As a known “drug personality,” according to police, Aurora Moynihan took after her father, the late 3rd Baron Antony Moynihan. He was one of Britain’s most notorious blue-blooded politicians — a “confidence trickster, brothel-keeper, drug-smuggler and police informer,” as described in The Telegraph’s obituary.
Those monikers were apparently true: After serving in Britain’s House of Lords in the late 1960s, Antony Moynihan fled fraud charges and ultimately escaped to the Philippines, where he met a belly dancer who owned a chain of massage parlors in Manila. They married, and she had three daughters, including Aurora Moynihan, while Antony Moynihan developed an infamous reputation: He ran several brothels, trafficked heroin, and in 1988 helped the U.S. Drug Enforcement Agency capture the international pot smuggler Howard Marks, whose memoir, Mr. Nice, became a best seller.
Aurora Moynihan studied French literature in Paris. After her parents’ divorce, in 1979, she moved to the Philippines to live with her father and allegedly mirrored his work, joining a Filipino cartel. In 2013, she was arrested for possessing crystal meth. She was on bail for those charges until September 10 this month, when she was found shot to death in a Manila street. Police reportedly found bags of methamphetamine and drug paraphernalia in her purse. What exactly happened wasn’t clear — CCTV footage showed her exiting a Toyota SUV, but the investigation is ongoing.
“We as a family have one priority and truth at this point in time,” her sister Maritoni Fernandez, a famous Filipino actress, told reporters, “and that is to protect her children from further pain and suffering so that they, and we as a family may take this time to grieve, mourn but most of all celebrate the life of this exceptional human being I will forever have the privilege of calling my sister.”
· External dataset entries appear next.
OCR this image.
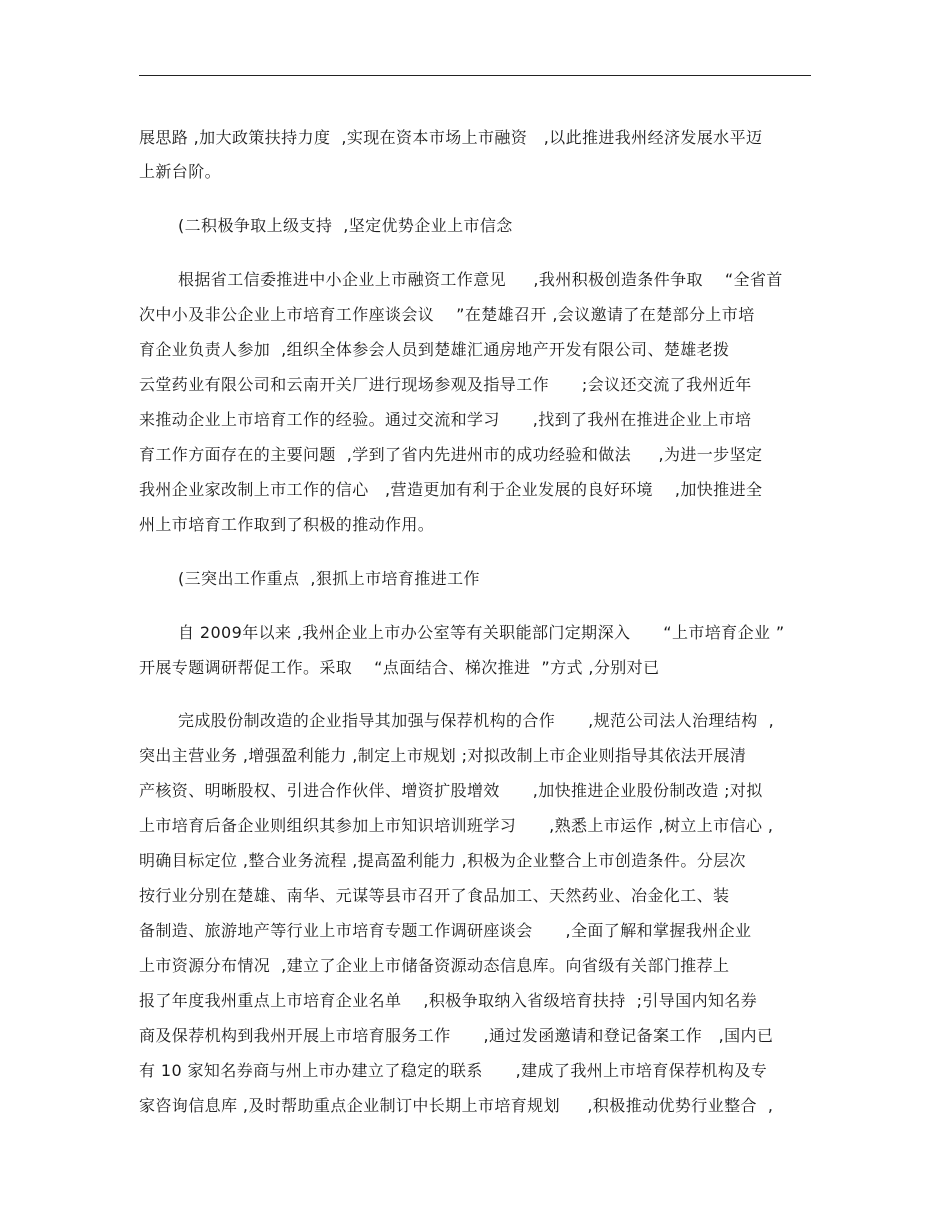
展思路 ,加大政策扶持力度  ,实现在资本市场上市融资   ,以此推进我州经济发展水平迈
上新台阶。
(二积极争取上级支持  ,坚定优势企业上市信念
根据省工信委推进中小企业上市融资工作意见     ,我州积极创造条件争取    “全省首
次中小及非公企业上市培育工作座谈会议    ”在楚雄召开 ,会议邀请了在楚部分上市培
育企业负责人参加  ,组织全体参会人员到楚雄汇通房地产开发有限公司、楚雄老拨
云堂药业有限公司和云南开关厂进行现场参观及指导工作      ;会议还交流了我州近年
来推动企业上市培育工作的经验。通过交流和学习      ,找到了我州在推进企业上市培
育工作方面存在的主要问题  ,学到了省内先进州市的成功经验和做法     ,为进一步坚定
我州企业家改制上市工作的信心   ,营造更加有利于企业发展的良好环境    ,加快推进全
州上市培育工作取到了积极的推动作用。
(三突出工作重点  ,狠抓上市培育推进工作
自 2009年以来 ,我州企业上市办公室等有关职能部门定期深入      “上市培育企业 ”
开展专题调研帮促工作。采取    “点面结合、梯次推进  ”方式 ,分别对已
完成股份制改造的企业指导其加强与保荐机构的合作      ,规范公司法人治理结构  ,
突出主营业务 ,增强盈利能力 ,制定上市规划 ;对拟改制上市企业则指导其依法开展清
产核资、明晰股权、引进合作伙伴、增资扩股增效      ,加快推进企业股份制改造 ;对拟
上市培育后备企业则组织其参加上市知识培训班学习      ,熟悉上市运作 ,树立上市信心 ,
明确目标定位 ,整合业务流程 ,提高盈利能力 ,积极为企业整合上市创造条件。分层次
按行业分别在楚雄、南华、元谋等县市召开了食品加工、天然药业、冶金化工、装
备制造、旅游地产等行业上市培育专题工作调研座谈会      ,全面了解和掌握我州企业
上市资源分布情况  ,建立了企业上市储备资源动态信息库。向省级有关部门推荐上
报了年度我州重点上市培育企业名单    ,积极争取纳入省级培育扶持  ;引导国内知名券
商及保荐机构到我州开展上市培育服务工作      ,通过发函邀请和登记备案工作   ,国内已
有 10 家知名券商与州上市办建立了稳定的联系      ,建成了我州上市培育保荐机构及专
家咨询信息库 ,及时帮助重点企业制订中长期上市培育规划     ,积极推动优势行业整合  ,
Aurora Moynihan’s death is one of more than 3,500 drug-related killings in the Philippines since President Rodrigo Duterte took office last June. About a third were conducted by police, but the majority by armed vigilante militias, according to The Guardian. Duterte is accused of encouraging people to kill drug dealers and users to fight the country’s drug epidemic. After initially promising to eradicate the issue in six months, he asked for six more months last weekend: “ … The problem is … I cannot kill them all … even if I wanted to,” he said. “I did not have any idea that there were hundreds of thousands of people already in the drug business and what makes it worse is that they are operated now by people in government — especially those elected positions.”